Thursday, December 13, 2018

You're Not Angry at God?

You're not angry at God?

I was asked that question, tinged with incredulousness, many times while I was pregnant with Hart and quite regularly after he died. As I tried to wrap my head around everything that was going on, I went through a myriad of emotions: sadness, fear, doubt, confusion, helplessness, determination, acceptance, joy, awe. But I don't have any recollection of being angry. I reread all of my journal entries from that time-no sign of anger there either (although I did find a couple of entries that were clearly written for the sake of posterity-or the inevitable VH1 Behind the Music episode of my life -because obviously) but, never anger.

I never felt as though Hart was a tragedy that God "allowed to happen"-like He sometimes allows bad to prevail and we lost some big celestial coin toss. Nor did I feel that He took a terrible situation and made lemonade from lemons. I believe that every part of Hart was God's plan. His life and death were all part of a divine, purposeful intention, exactly as it was. I came to understand that, although Hart had the "too many" chromosomes, he was perfect. He was fearfully and wonderfully made. My soul knows very well the wonder of His works and my grasp of what that looks like grew infinitely. And while my mama's heart would give anything to still have Hart with us, and I miss him like crazycakes every single day, that wasn't God's perfect plan.

When our desires match up with God's will we call ourselves blessed. We humblebrag about how blessed we are, complete with pictures, on social media. When we just miss personal tragedy or hear of the misfortune of others, we exhale in relief and count our blessings. But, when what we want and what God wants for us don't align, are we any less blessed? No, we are blessed, not by what our hearts long for, nor by the serendipitous aligning of those desires with God's will, but we are blessed because we are.

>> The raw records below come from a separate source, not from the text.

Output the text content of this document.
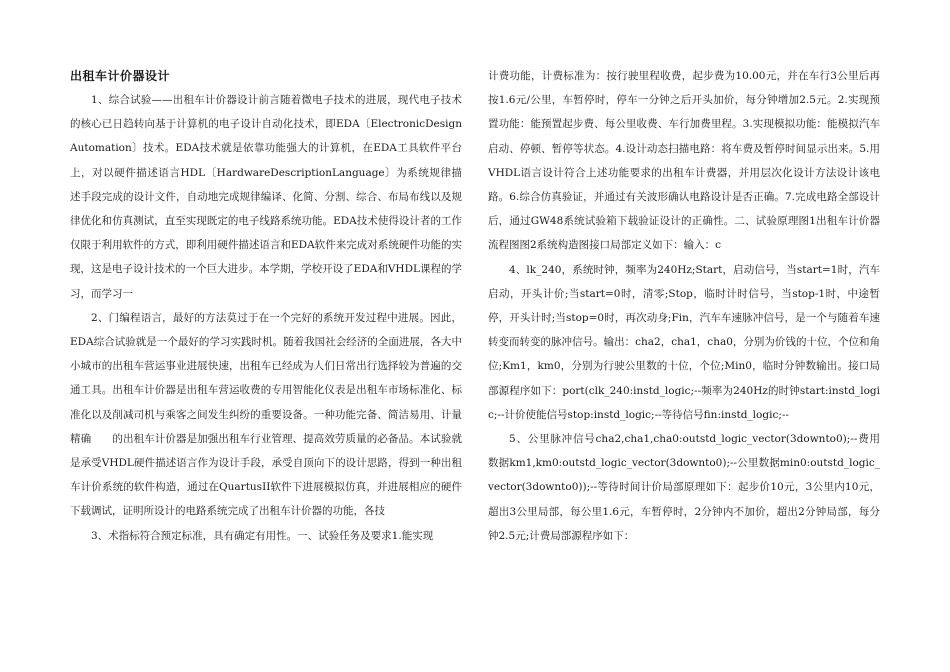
出租车计价器设计

1、综合试验——出租车计价器设计前言随着微电子技术的进展，现代电子技术的核心已日趋转向基于计算机的电子设计自动化技术，即EDA〔ElectronicDesignAutomation〕技术。EDA技术就是依靠功能强大的计算机，在EDA工具软件平台上，对以硬件描述语言HDL〔HardwareDescriptionLanguage〕为系统规律描述手段完成的设计文件，自动地完成规律编译、化简、分割、综合、布局布线以及规律优化和仿真测试，直至实现既定的电子线路系统功能。EDA技术使得设计者的工作仅限于利用软件的方式，即利用硬件描述语言和EDA软件来完成对系统硬件功能的实现，这是电子设计技术的一个巨大进步。本学期，学校开设了EDA和VHDL课程的学习，而学习一

2、门编程语言，最好的方法莫过于在一个完好的系统开发过程中进展。因此，EDA综合试验就是一个最好的学习实践时机。随着我国社会经济的全面进展，各大中小城市的出租车营运事业进展快速，出租车已经成为人们日常出行选择较为普遍的交通工具。出租车计价器是出租车营运收费的专用智能化仪表是出租车市场标准化、标准化以及削减司机与乘客之间发生纠纷的重要设备。一种功能完备、简洁易用、计量精确　　的出租车计价器是加强出租车行业管理、提高效劳质量的必备品。本试验就是承受VHDL硬件描述语言作为设计手段，承受自顶向下的设计思路，得到一种出租车计价系统的软件构造，通过在QuartusII软件下进展模拟仿真，并进展相应的硬件下载调试，证明所设计的电路系统完成了出租车计价器的功能，各技

3、术指标符合预定标准，具有确定有用性。一、试验任务及要求1.能实现

计费功能，计费标准为：按行驶里程收费，起步费为10.00元，并在车行3公里后再按1.6元/公里，车暂停时，停车一分钟之后开头加价，每分钟增加2.5元。2.实现预置功能：能预置起步费、每公里收费、车行加费里程。3.实现模拟功能：能模拟汽车启动、停顿、暂停等状态。4.设计动态扫描电路：将车费及暂停时间显示出来。5.用VHDL语言设计符合上述功能要求的出租车计费器，并用层次化设计方法设计该电路。6.综合仿真验证，并通过有关波形确认电路设计是否正确。7.完成电路全部设计后，通过GW48系统试验箱下载验证设计的正确性。二、试验原理图1出租车计价器流程图图2系统构造图接口局部定义如下：输入：c

4、lk_240，系统时钟，频率为240Hz;Start，启动信号，当start=1时，汽车启动，开头计价;当start=0时，清零;Stop，临时计时信号，当stop-1时，中途暂停，开头计时;当stop=0时，再次动身;Fin，汽车车速脉冲信号，是一个与随着车速转变而转变的脉冲信号。输出：cha2，cha1，cha0，分别为价钱的十位，个位和角位;Km1，km0，分别为行驶公里数的十位，个位;Min0，临时分钟数输出。接口局部源程序如下：port(clk_240:instd_logic;--频率为240Hz的时钟start:instd_logic;--计价使能信号stop:instd_logic;--等待信号fin:instd_logic;--

5、公里脉冲信号cha2,cha1,cha0:outstd_logic_vector(3downto0);--费用数据km1,km0:outstd_logic_vector(3downto0);--公里数据min0:outstd_logic_vector(3downto0));--等待时间计价局部原理如下：起步价10元，3公里内10元，超出3公里局部，每公里1.6元，车暂停时，2分钟内不加价，超出2分钟局部，每分钟2.5元;计费局部源程序如下：
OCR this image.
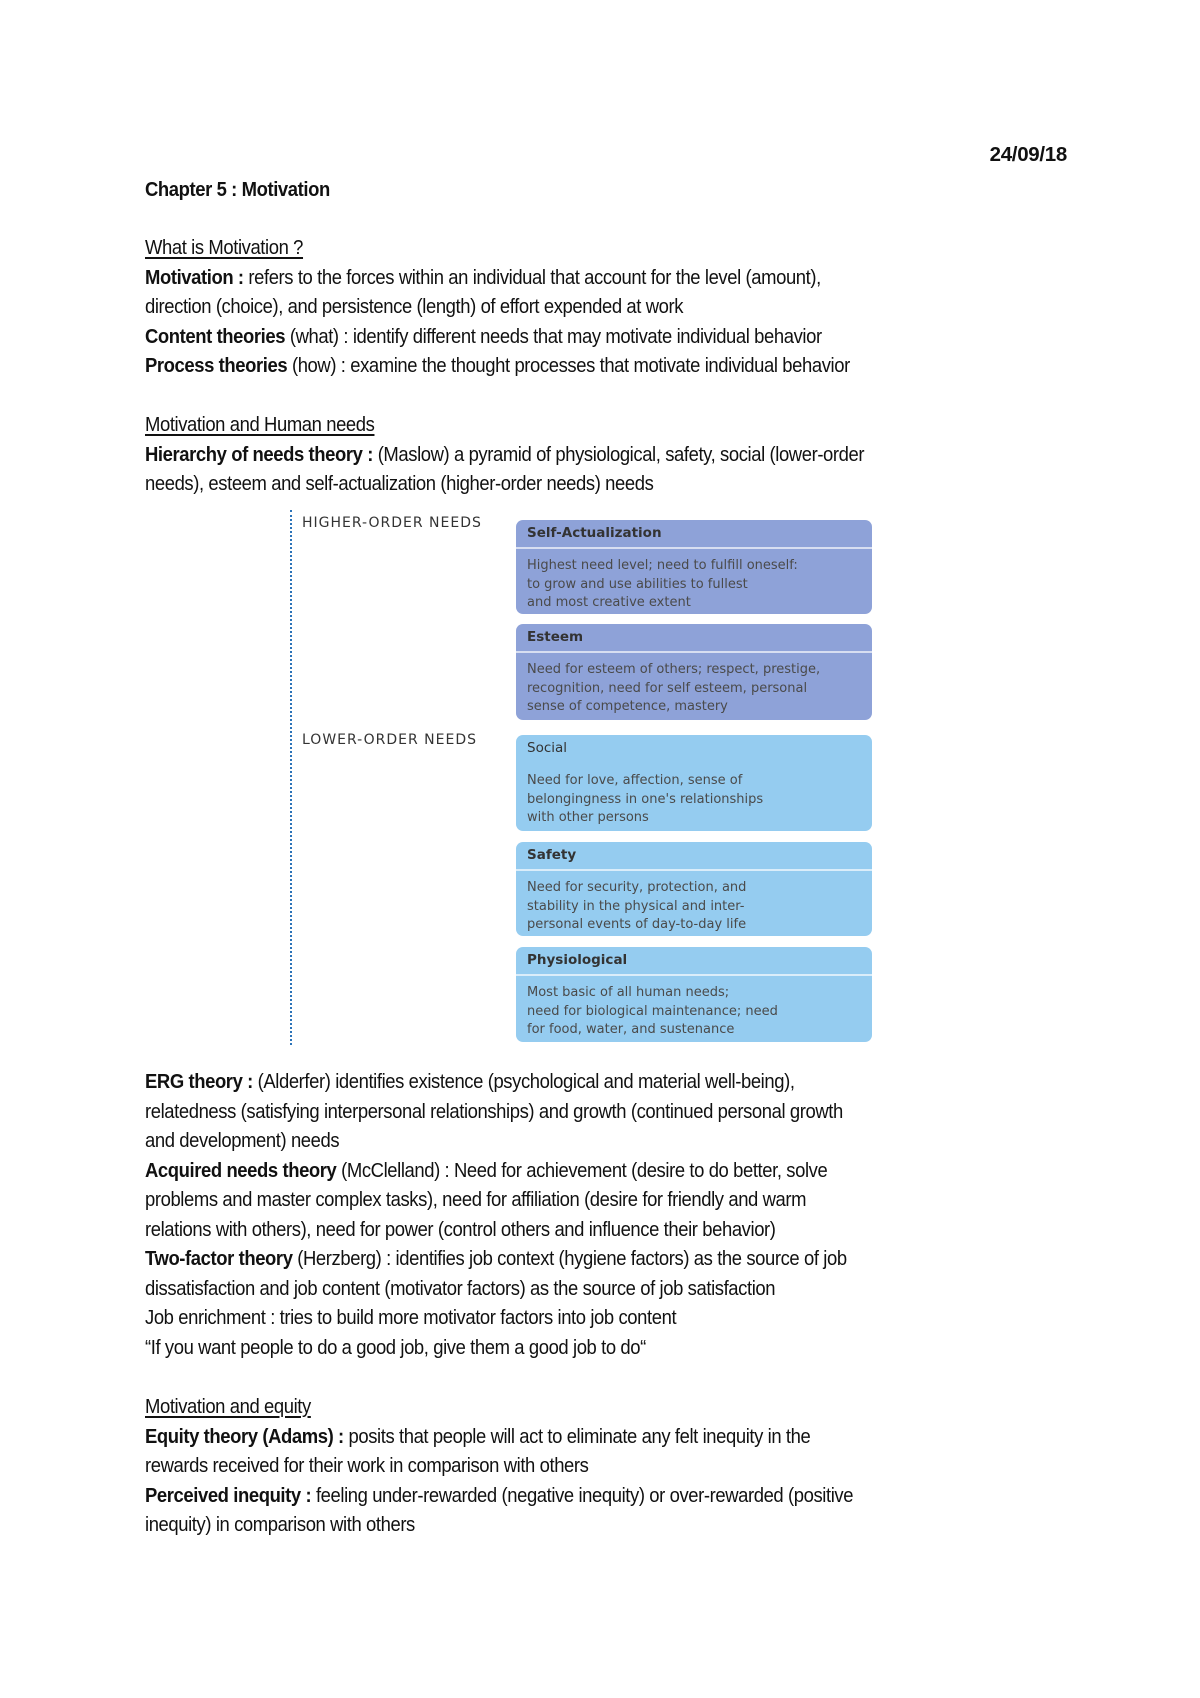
24/09/18
Chapter 5 : Motivation
What is Motivation ?
Motivation : refers to the forces within an individual that account for the level (amount),
direction (choice), and persistence (length) of effort expended at work
Content theories (what) : identify different needs that may motivate individual behavior
Process theories (how) : examine the thought processes that motivate individual behavior
Motivation and Human needs
Hierarchy of needs theory : (Maslow) a pyramid of physiological, safety, social (lower-order
needs), esteem and self-actualization (higher-order needs) needs
HIGHER-ORDER NEEDS
LOWER-ORDER NEEDS
Self-Actualization
Highest need level; need to fulfill oneself:
to grow and use abilities to fullest
and most creative extent
Esteem
Need for esteem of others; respect, prestige,
recognition, need for self esteem, personal
sense of competence, mastery
Social
Need for love, affection, sense of
belongingness in one's relationships
with other persons
Safety
Need for security, protection, and
stability in the physical and inter-
personal events of day-to-day life
Physiological
Most basic of all human needs;
need for biological maintenance; need
for food, water, and sustenance
ERG theory : (Alderfer) identifies existence (psychological and material well-being),
relatedness (satisfying interpersonal relationships) and growth (continued personal growth
and development) needs
Acquired needs theory (McClelland) : Need for achievement (desire to do better, solve
problems and master complex tasks), need for affiliation (desire for friendly and warm
relations with others), need for power (control others and influence their behavior)
Two-factor theory (Herzberg) : identifies job context (hygiene factors) as the source of job
dissatisfaction and job content (motivator factors) as the source of job satisfaction
Job enrichment : tries to build more motivator factors into job content
“If you want people to do a good job, give them a good job to do“
Motivation and equity
Equity theory (Adams) : posits that people will act to eliminate any felt inequity in the
rewards received for their work in comparison with others
Perceived inequity : feeling under-rewarded (negative inequity) or over-rewarded (positive
inequity) in comparison with others
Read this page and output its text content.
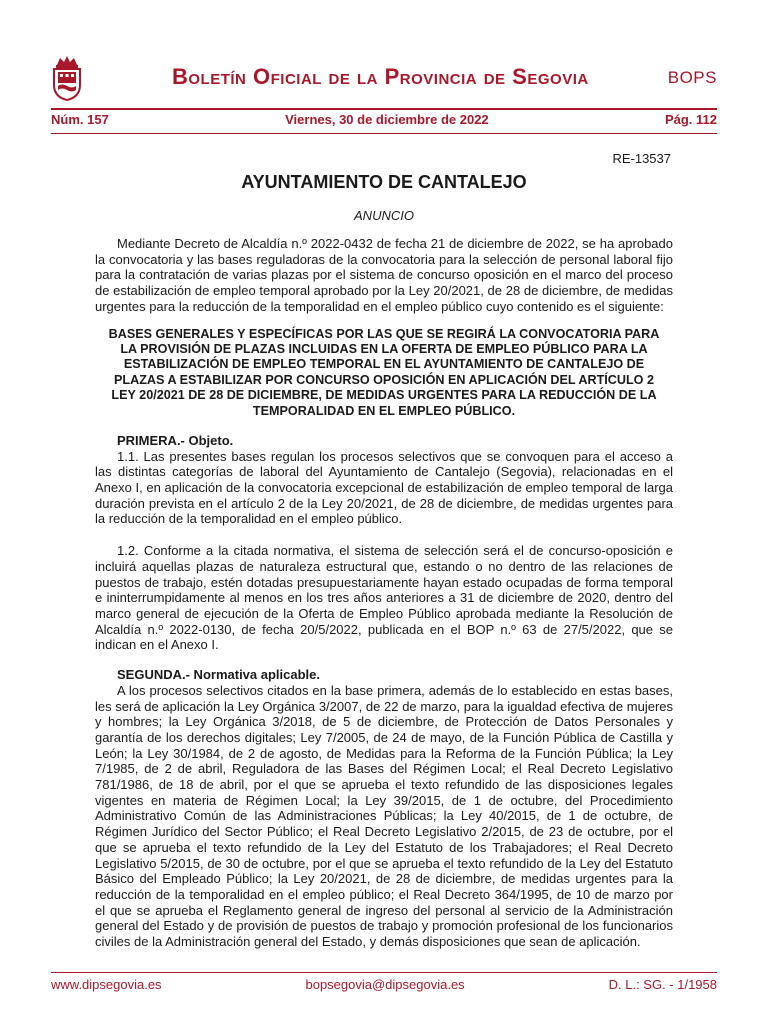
Boletín Oficial de la Provincia de Segovia	BOPS
Núm. 157	Viernes, 30 de diciembre de 2022	Pág. 112
RE-13537
AYUNTAMIENTO DE CANTALEJO
ANUNCIO

Mediante Decreto de Alcaldía n.º 2022-0432 de fecha 21 de diciembre de 2022, se ha aprobado la convocatoria y las bases reguladoras de la convocatoria para la selección de personal laboral fijo para la contratación de varias plazas por el sistema de concurso oposición en el marco del proceso de estabilización de empleo temporal aprobado por la Ley 20/2021, de 28 de diciembre, de medidas urgentes para la reducción de la temporalidad en el empleo público cuyo contenido es el siguiente:

BASES GENERALES Y ESPECÍFICAS POR LAS QUE SE REGIRÁ LA CONVOCATORIA PARA LA PROVISIÓN DE PLAZAS INCLUIDAS EN LA OFERTA DE EMPLEO PÚBLICO PARA LA ESTABILIZACIÓN DE EMPLEO TEMPORAL EN EL AYUNTAMIENTO DE CANTALEJO DE PLAZAS A ESTABILIZAR POR CONCURSO OPOSICIÓN EN APLICACIÓN DEL ARTÍCULO 2 LEY 20/2021 DE 28 DE DICIEMBRE, DE MEDIDAS URGENTES PARA LA REDUCCIÓN DE LA TEMPORALIDAD EN EL EMPLEO PÚBLICO.

PRIMERA.- Objeto.

1.1. Las presentes bases regulan los procesos selectivos que se convoquen para el acceso a las distintas categorías de laboral del Ayuntamiento de Cantalejo (Segovia), relacionadas en el Anexo I, en aplicación de la convocatoria excepcional de estabilización de empleo temporal de larga duración prevista en el artículo 2 de la Ley 20/2021, de 28 de diciembre, de medidas urgentes para la reducción de la temporalidad en el empleo público.

1.2. Conforme a la citada normativa, el sistema de selección será el de concurso-oposición e incluirá aquellas plazas de naturaleza estructural que, estando o no dentro de las relaciones de puestos de trabajo, estén dotadas presupuestariamente hayan estado ocupadas de forma temporal e ininterrumpidamente al menos en los tres años anteriores a 31 de diciembre de 2020, dentro del marco general de ejecución de la Oferta de Empleo Público aprobada mediante la Resolución de Alcaldía n.º 2022-0130, de fecha 20/5/2022, publicada en el BOP n.º 63 de 27/5/2022, que se indican en el Anexo I.

SEGUNDA.- Normativa aplicable.

A los procesos selectivos citados en la base primera, además de lo establecido en estas bases, les será de aplicación la Ley Orgánica 3/2007, de 22 de marzo, para la igualdad efectiva de mujeres y hombres; la Ley Orgánica 3/2018, de 5 de diciembre, de Protección de Datos Personales y garantía de los derechos digitales; Ley 7/2005, de 24 de mayo, de la Función Pública de Castilla y León; la Ley 30/1984, de 2 de agosto, de Medidas para la Reforma de la Función Pública; la Ley 7/1985, de 2 de abril, Reguladora de las Bases del Régimen Local; el Real Decreto Legislativo 781/1986, de 18 de abril, por el que se aprueba el texto refundido de las disposiciones legales vigentes en materia de Régimen Local; la Ley 39/2015, de 1 de octubre, del Procedimiento Administrativo Común de las Administraciones Públicas; la Ley 40/2015, de 1 de octubre, de Régimen Jurídico del Sector Público; el Real Decreto Legislativo 2/2015, de 23 de octubre, por el que se aprueba el texto refundido de la Ley del Estatuto de los Trabajadores; el Real Decreto Legislativo 5/2015, de 30 de octubre, por el que se aprueba el texto refundido de la Ley del Estatuto Básico del Empleado Público; la Ley 20/2021, de 28 de diciembre, de medidas urgentes para la reducción de la temporalidad en el empleo público; el Real Decreto 364/1995, de 10 de marzo por el que se aprueba el Reglamento general de ingreso del personal al servicio de la Administración general del Estado y de provisión de puestos de trabajo y promoción profesional de los funcionarios civiles de la Administración general del Estado, y demás disposiciones que sean de aplicación.

www.dipsegovia.es	bopsegovia@dipsegovia.es	D. L.: SG. - 1/1958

As a Christian, I am commanded to love God and to love others as I am loved. That is what I strive for (and fail at) daily. It's the "as I am loved," part that trips me up. I don't know that the unconditional love of God is something that we can truly understand, let alone practice, but that is the aim. Is it possible to truly celebrate that each of us is made in His image and for His glory, then proceed to parse out to whom that really applies, who is worthy? How often do our ideals become stumbling blocks preventing us from loving others unconditionally? Anger, fear, doubt, pride all get in between us and love. We preserve our love and sparingly dole it out to those we choose, those who earn it or we deem worthy. Why do we try so hard to conserve something that is infinite and made to be given in abundance to others unconditionally?

I felt, and still feel, as if God chose us to be Hart's family. When he entrusted us with this awesome gift, as cheesy as it sounds, I got a glimpse of divinity. In addition to the change in me,  I witnessed God's love and how he changed others through Hart. "Seeing" God so intimately affirmed and strengthened my faith in ways that are too big for words to hold. It also shed a layer of the humanism that is woven (I believe by divine design) into our relationships with Him. Perhaps that layer was anger.

It is in loving Hart, in holding him, in seeing the perfection in him, in seeing the reflection of God in him, that I experienced awe instead of anger. That awe is with me every day. It brings me peace and comfort that my faith cannot be restrained by my understanding,  that it is beyond the capacity of words and emotions!



1 comment:

  1. We just lost our daughter, also with T18. I felt like anger was just the wrong emotion. Sadness and grief, certainly, but anger just seems pointless and self-destructive. The question "why" also strikes me as similarly useless or possibly unknowable for the present moment. I appreciate your honesty and perspective. The truth I cling to is that God is faithful, merciful, and good. Going through this loss of our daughter Eveline Sparrow is teaching me that sometimes my perspective on what that looks like is simply wrong. God bless.